Last year, the Internet briefly upended everything we know about American politics.
It was January and a pair of bills designed to squelch online piracy of movies, music, and pharmaceuticals — known by the acronyms SOPA and PIPA — seemed poised for passage.
Hollywood had put its considerable political muscle behind the legislation. And it enjoyed broad, bipartisan support.
But Silicon Valley and Internet freedom activists feared the legislation was so blunt, so poorly written, that it would cripple the web's open architecture and stifle innovation.
And when big Internet outposts like Google and Wikipedia staged an Internet blackout and urged a public revolt, a long-building netroots movement exploded — smothering Washington with tweets, emails, and phone calls that killed the bills.
Somewhere near the center of that movement was former Rhode Island State Representative David Segal, who co-founded advocacy group Demand Progress with the late Aaron Swartz after leaving Ocean State politics.
Segal, along with Internet activists David Moon and Patrick Ruffini, has edited a new book on the uprising titled Hacking Politics: How Geeks, Progressives, the Tea Party, Gamers, Anarchists and Suits Teamed Up to Defeat SOPA and Save the Internet.
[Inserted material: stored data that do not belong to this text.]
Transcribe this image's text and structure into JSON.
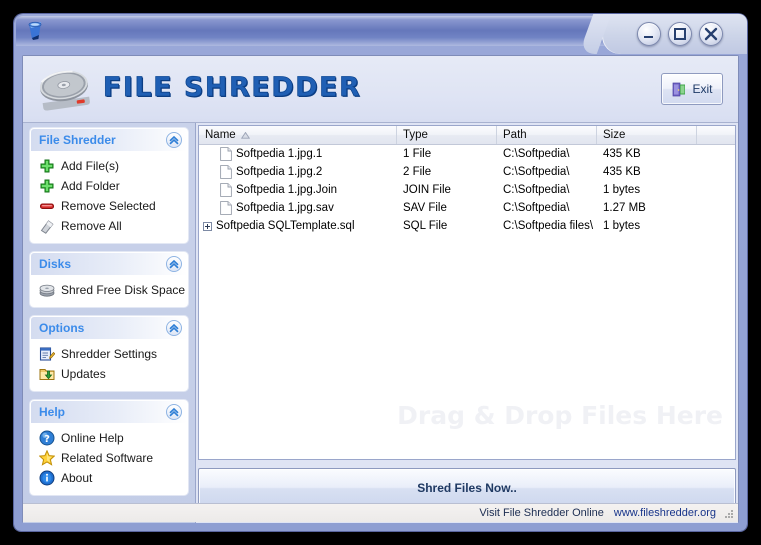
{
  "window": {
    "app_icon": "shredder-bin-icon",
    "buttons": {
      "minimize": "minimize-icon",
      "maximize": "maximize-icon",
      "close": "close-icon"
    }
  },
  "header": {
    "logo_icon": "hard-drive-icon",
    "title": "FILE SHREDDER",
    "exit_label": "Exit",
    "exit_icon": "door-exit-icon",
    "title_color": "#1f5fb4"
  },
  "sidebar": {
    "panels": [
      {
        "title": "File Shredder",
        "items": [
          {
            "label": "Add File(s)",
            "icon": "plus-green-icon"
          },
          {
            "label": "Add Folder",
            "icon": "plus-green-icon"
          },
          {
            "label": "Remove Selected",
            "icon": "minus-red-icon"
          },
          {
            "label": "Remove All",
            "icon": "eraser-icon"
          }
        ]
      },
      {
        "title": "Disks",
        "items": [
          {
            "label": "Shred Free Disk Space",
            "icon": "disks-stack-icon"
          }
        ]
      },
      {
        "title": "Options",
        "items": [
          {
            "label": "Shredder Settings",
            "icon": "settings-pencil-icon"
          },
          {
            "label": "Updates",
            "icon": "updates-folder-icon"
          }
        ]
      },
      {
        "title": "Help",
        "items": [
          {
            "label": "Online Help",
            "icon": "question-circle-icon"
          },
          {
            "label": "Related Software",
            "icon": "star-icon"
          },
          {
            "label": "About",
            "icon": "info-circle-icon"
          }
        ]
      }
    ]
  },
  "filelist": {
    "columns": [
      "Name",
      "Type",
      "Path",
      "Size"
    ],
    "sort_column": "Name",
    "sort_direction": "ascending",
    "rows": [
      {
        "name": "Softpedia 1.jpg.1",
        "type": "1 File",
        "path": "C:\\Softpedia\\",
        "size": "435 KB",
        "expandable": false
      },
      {
        "name": "Softpedia 1.jpg.2",
        "type": "2 File",
        "path": "C:\\Softpedia\\",
        "size": "435 KB",
        "expandable": false
      },
      {
        "name": "Softpedia 1.jpg.Join",
        "type": "JOIN File",
        "path": "C:\\Softpedia\\",
        "size": "1 bytes",
        "expandable": false
      },
      {
        "name": "Softpedia 1.jpg.sav",
        "type": "SAV File",
        "path": "C:\\Softpedia\\",
        "size": "1.27 MB",
        "expandable": false
      },
      {
        "name": "Softpedia SQLTemplate.sql",
        "type": "SQL File",
        "path": "C:\\Softpedia files\\",
        "size": "1 bytes",
        "expandable": true
      }
    ],
    "watermark": "Drag & Drop Files Here"
  },
  "actions": {
    "shred_label": "Shred Files Now.."
  },
  "statusbar": {
    "text": "Visit File Shredder Online",
    "link": "www.fileshredder.org"
  }
}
At the heart of the book: essays by big names in the Internet freedom space, including Harvard law professor Lawrence Lessig, novelist Cory Doctorow, and former Congressman Ron Paul.
There are also essays from a musician, the co-founder of Reddit, and Swartz, who committed suicide earlier this year amid charges that he'd illegally downloaded millions of academic articles with the intent to disseminate them for free on the Internet.
I spoke with Segal this week about the forthcoming book, available for pre-sale at hackingpolitics.com (in keeping with the editors' Internet freedom ethic, readers can pay what they'd like for the e-book version). The interview is edited and condensed.
WHAT ARE YOU LOOKING TO DO WITH THIS BOOK? Nobody's really done a comprehensive accounting of [the] effort, which is pretty ridiculous. I think it is safe to say that it is the single [biggest] narrowly directed activist effort — non-electoral. It's not something like the civil rights movement as a whole. [But] to have 20 million people engage around the passage or defeat of a piece of legislation I think is literally unprecedented, at least on such a narrow timeframe.
Right after the blackout, there were a series of articles that looked at that on kind of a two-week horizon — what came before. But [the push to defeat the legislation] was at least an 18-month to two-year effort. And of course, that work was only achievable because of infrastructure that had been put in place over the course of the previous decade or two by activists and organizations.
So it's really this flourishing of this issue space that had been maturing for 10 years or 20 years — and represents this coming-of-age for the Internet public and politicization of Internet issues as Internet issues, not just as vehicle to facilitate contacts around other issues.
SO WHAT EMERGES FROM THIS COMPILATION YOU'VE PUT TOGETHER? WHAT WILL WE LEARN HERE THAT WE DON'T KNOW ALREADY? There's still this dynamic on Capitol Hill where people want to fit this into their pre-standing paradigms: the notion that this was Google vs. Hollywood. That just demeans the real organizing that groups like ours — which has never received a penny from Google — were doing to pull this together. Google didn't intervene in a serious way until the very end of the battle.